Легкие шаги, тихий скрип подошв, сдерживаемое дыхание. Ближе, ближе. Близко. Стоп. Остановился. Стоит. Ну, смелее, взываю я. Вперед!

Полог плавно отодвигается, человек наталкивается на мой немигающий приветливый взгляд — может быть, он и не видит моих глаз, а видит какой-то объем там, где должно быть пусто, фигуру, сотворенную из мрака, более темную, чем сумрак костела, — и тишину пронзает крик ужаса.

— Вы-вы-вы — вы кто? — лепечет окаменевший человек.

— Я — инспектор уголовного розыска майор Иксанов, — говорю я и добавляю для нормализации обстановки: — Виктор Николаевич. А вы?

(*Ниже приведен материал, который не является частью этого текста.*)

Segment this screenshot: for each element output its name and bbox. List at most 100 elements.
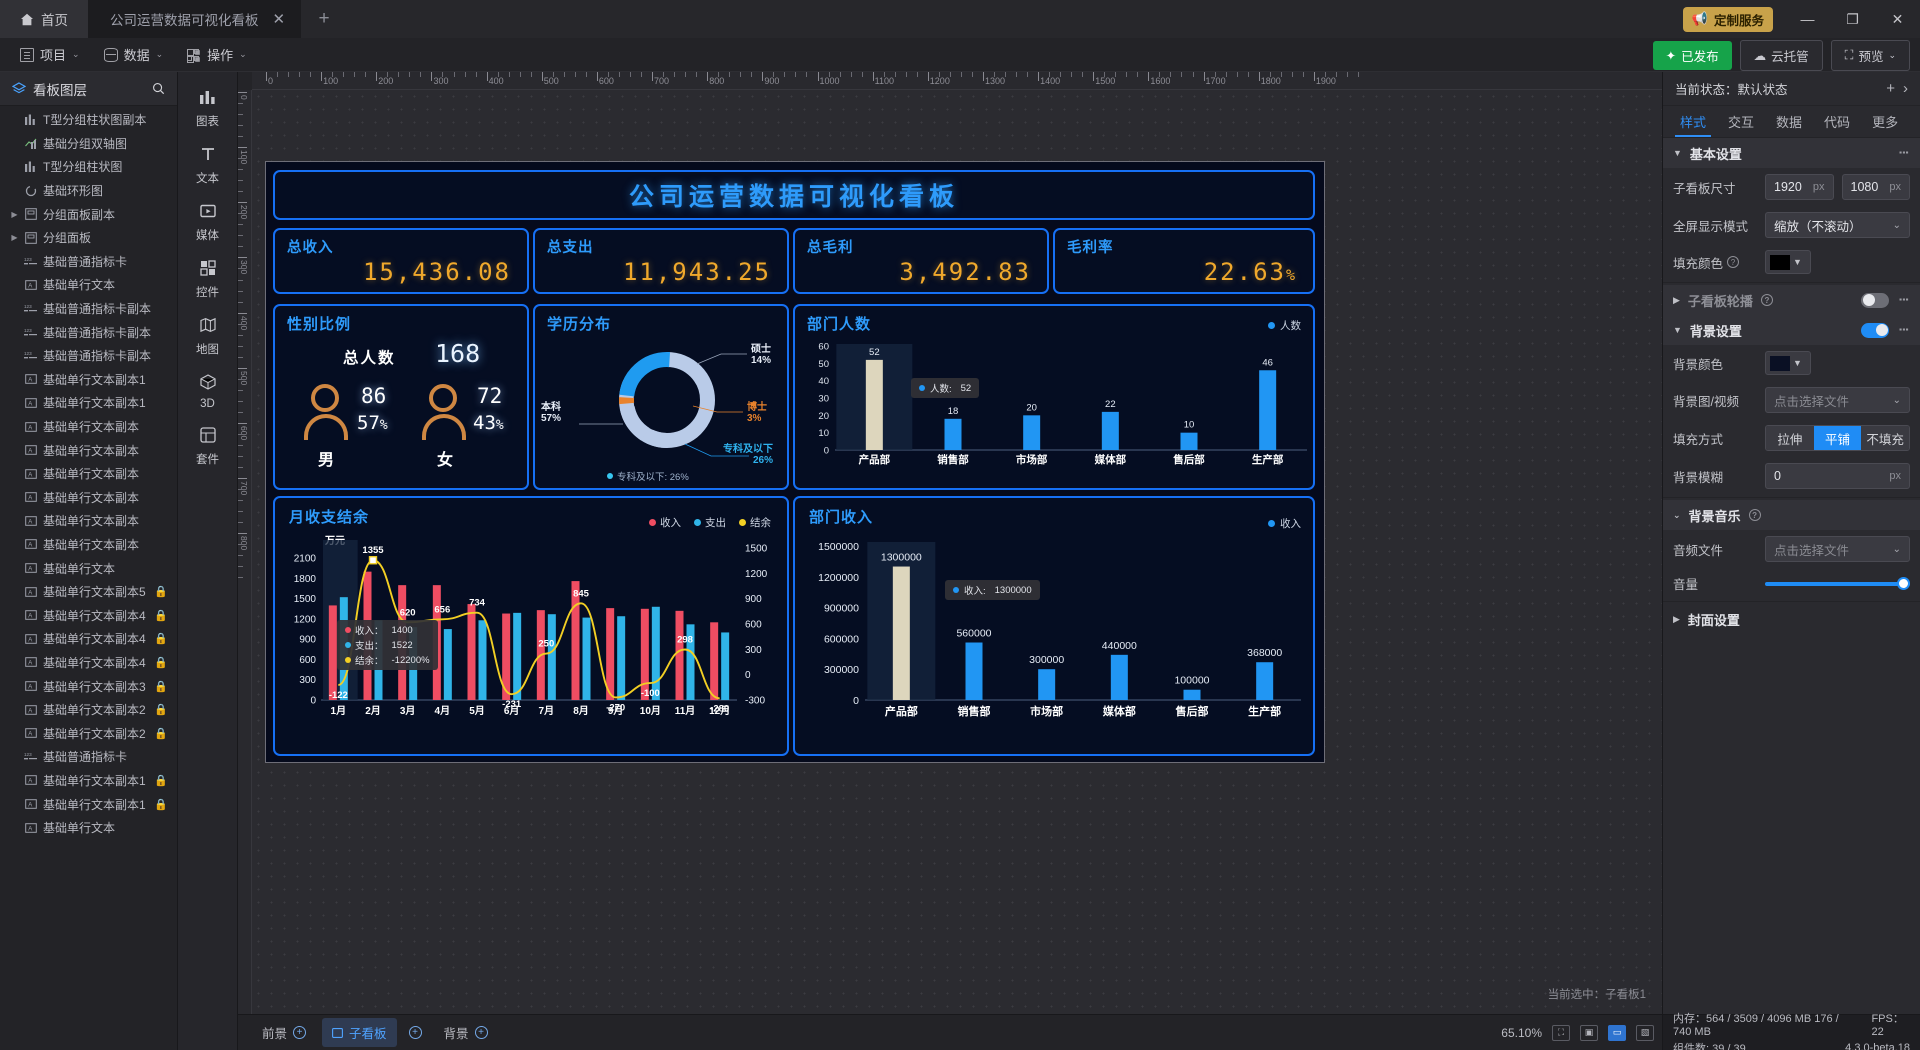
minimize-icon[interactable]: — [1785,0,1830,38]
board-width-input[interactable]: 1920 px [1765,174,1834,200]
rail-item-text-tool[interactable]: 文本 [181,139,235,192]
layer-item[interactable]: ▶123基础普通指标卡副本 [0,320,177,344]
help-icon[interactable]: ? [1727,256,1740,268]
monthly-balance-panel[interactable]: 月收支结余 收入支出结余 万元0300600900120015001800210… [273,496,789,756]
chevron-right-icon[interactable]: › [1903,80,1908,97]
fill-mode-option[interactable]: 平铺 [1813,426,1862,450]
home-tab[interactable]: 首页 [0,0,88,38]
snapshot-icon[interactable]: ▧ [1636,1024,1654,1041]
layer-item[interactable]: ▶A基础单行文本副本2🔒 [0,721,177,745]
maximize-icon[interactable]: ❐ [1830,0,1875,38]
education-distribution-panel[interactable]: 学历分布 本科 57% 硕士 14% 博士 3% 专科及以下 26% 专科及以下… [533,304,789,490]
canvas-viewport[interactable]: 公司运营数据可视化看板 总收入 15,436.08 总支出 11,943.25 [252,90,1662,1014]
background-toggle[interactable] [1861,322,1889,338]
zoom-slider-icon[interactable]: ▭ [1608,1024,1626,1041]
lock-icon[interactable]: 🔒 [154,703,168,716]
dashboard-banner[interactable]: 公司运营数据可视化看板 [273,170,1315,220]
zoom-level[interactable]: 65.10% [1501,1026,1542,1040]
layer-item[interactable]: ▶A基础单行文本副本 [0,486,177,510]
new-tab-icon[interactable]: + [301,0,347,38]
layer-item[interactable]: ▶A基础单行文本 [0,816,177,840]
section-background-music[interactable]: ⌄ 背景音乐 ? [1663,500,1920,530]
actual-size-icon[interactable]: ▣ [1580,1024,1598,1041]
publish-button[interactable]: ✦ 已发布 [1652,40,1732,70]
lock-icon[interactable]: 🔒 [154,727,168,740]
background-blur-input[interactable]: 0 px [1765,463,1910,489]
layer-item[interactable]: ▶A基础单行文本副本5🔒 [0,580,177,604]
rail-item-media[interactable]: 媒体 [181,196,235,249]
kpi-card-gross-margin[interactable]: 毛利率 22.63% [1053,228,1315,294]
lock-icon[interactable]: 🔒 [154,774,168,787]
layer-item[interactable]: ▶T型分组柱状图 [0,155,177,179]
dept-headcount-panel[interactable]: 部门人数 人数 0 10 20 30 40 50 60 52 产品部 18 销售部 20 市场部 22 媒体… [793,304,1315,490]
properties-tab[interactable]: 交互 [1717,106,1765,137]
dept-revenue-panel[interactable]: 部门收入 收入 0 300000 600000 900000 1200000 150000… [793,496,1315,756]
document-tab[interactable]: 公司运营数据可视化看板 ✕ [88,0,302,38]
layer-item[interactable]: ▶基础环形图 [0,179,177,203]
section-background[interactable]: ▼ 背景设置 ⋮ [1663,315,1920,345]
layer-item[interactable]: ▶A基础单行文本 [0,273,177,297]
expand-arrow-icon[interactable]: ▶ [10,233,19,242]
close-window-icon[interactable]: ✕ [1875,0,1920,38]
layers-list[interactable]: ▶T型分组柱状图副本▶基础分组双轴图▶T型分组柱状图▶基础环形图▶分组面板副本▶… [0,106,177,1050]
layer-item[interactable]: ▶ 分组面板副本 [0,202,177,226]
layer-item[interactable]: ▶A基础单行文本副本 [0,533,177,557]
layer-item[interactable]: ▶A基础单行文本副本2🔒 [0,698,177,722]
kpi-card-total-expense[interactable]: 总支出 11,943.25 [533,228,789,294]
properties-tab[interactable]: 样式 [1669,106,1717,137]
lock-icon[interactable]: 🔒 [154,585,168,598]
layer-item[interactable]: ▶A基础单行文本副本3🔒 [0,674,177,698]
menu-project[interactable]: 项目 ⌄ [10,41,90,68]
rail-item-chart[interactable]: 图表 [181,82,235,135]
layer-item[interactable]: ▶A基础单行文本副本4🔒 [0,627,177,651]
section-basic-settings[interactable]: ▼ 基本设置 ⋮ [1663,138,1920,168]
lock-icon[interactable]: 🔒 [154,656,168,669]
monthly-legend-item[interactable]: 支出 [694,515,726,530]
more-options-icon[interactable]: ⋮ [1897,147,1910,159]
layer-item[interactable]: ▶A基础单行文本副本1🔒 [0,792,177,816]
lock-icon[interactable]: 🔒 [154,798,168,811]
layer-foreground[interactable]: 前景 + [252,1018,316,1047]
dept-revenue-legend[interactable]: 收入 [1268,516,1301,531]
layer-item[interactable]: ▶T型分组柱状图副本 [0,108,177,132]
audio-file-select[interactable]: 点击选择文件 ⌄ [1765,536,1910,562]
lock-icon[interactable]: 🔒 [154,609,168,622]
kpi-card-gross-profit[interactable]: 总毛利 3,492.83 [793,228,1049,294]
properties-tabs[interactable]: 样式 交互 数据 代码 更多 [1663,106,1920,138]
layer-item[interactable]: ▶A基础单行文本副本 [0,509,177,533]
fill-mode-option[interactable]: 拉伸 [1766,426,1814,450]
layer-item[interactable]: ▶A基础单行文本 [0,556,177,580]
help-icon[interactable]: ? [1748,509,1761,521]
kpi-card-total-income[interactable]: 总收入 15,436.08 [273,228,529,294]
fit-screen-icon[interactable]: ⛶ [1552,1024,1570,1041]
properties-tab[interactable]: 代码 [1813,106,1861,137]
help-icon[interactable]: ? [1760,294,1773,306]
fullscreen-mode-select[interactable]: 缩放（不滚动） ⌄ [1765,212,1910,238]
layer-item[interactable]: ▶123基础普通指标卡 [0,250,177,274]
menu-operations[interactable]: 操作 ⌄ [177,41,257,68]
more-options-icon[interactable]: ⋮ [1897,294,1910,306]
layer-item[interactable]: ▶A基础单行文本副本1🔒 [0,769,177,793]
monthly-legend-item[interactable]: 结余 [739,515,771,530]
more-options-icon[interactable]: ⋮ [1897,324,1910,336]
fill-color-swatch[interactable]: ▼ [1765,250,1811,274]
board-height-input[interactable]: 1080 px [1841,174,1910,200]
properties-tab[interactable]: 数据 [1765,106,1813,137]
section-carousel[interactable]: ▶ 子看板轮播 ? ⋮ [1663,285,1920,315]
layer-item[interactable]: ▶A基础单行文本副本1 [0,368,177,392]
expand-arrow-icon[interactable]: ▶ [10,210,19,219]
properties-tab[interactable]: 更多 [1861,106,1909,137]
lock-icon[interactable]: 🔒 [154,680,168,693]
cloud-host-button[interactable]: ☁ 云托管 [1739,39,1823,71]
search-icon[interactable] [152,82,165,95]
layer-item[interactable]: ▶123基础普通指标卡副本 [0,344,177,368]
layer-item[interactable]: ▶A基础单行文本副本4🔒 [0,603,177,627]
custom-service-button[interactable]: 📢 定制服务 [1682,6,1773,32]
add-foreground-icon[interactable]: + [293,1026,307,1039]
volume-slider[interactable] [1765,577,1910,591]
rail-item-cube[interactable]: 3D [181,367,235,416]
preview-button[interactable]: ⛶ 预览 ⌄ [1830,39,1910,71]
close-tab-icon[interactable]: ✕ [273,12,286,27]
fill-mode-segments[interactable]: 拉伸 平铺 不填充 [1765,425,1910,451]
add-subboard-icon[interactable]: + [408,1026,422,1039]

Не ответит ли на эти вопросы человек, осторожно отпирающий сейчас дверь сакристии, хотя все ключи от костела изъяты Максимовым и лежат у меня в кармане? Заодно приготовим пистолет, ибо удар подсвечником в лоб равноценен удару по затылку. Хотя эта предосторожность, думаю я, излишняя.

— Я — ксендз этого костела Вериго.

— А звать вас? — спрашиваю я.

— Адам, — и через мгновение, осмыслив, что представляется лицу официальному, добавляет: — Адам Михайлович.

ВЕЧЕР

— Что вы здесь делаете? — простодушно спрашивает ксендз Адам.

— Сижу, как видите. Гораздо интереснее, что собирались делать здесь вы? Наверное, пришли отдохнуть? — Я выхожу из исповедальни. — Пожалуйста!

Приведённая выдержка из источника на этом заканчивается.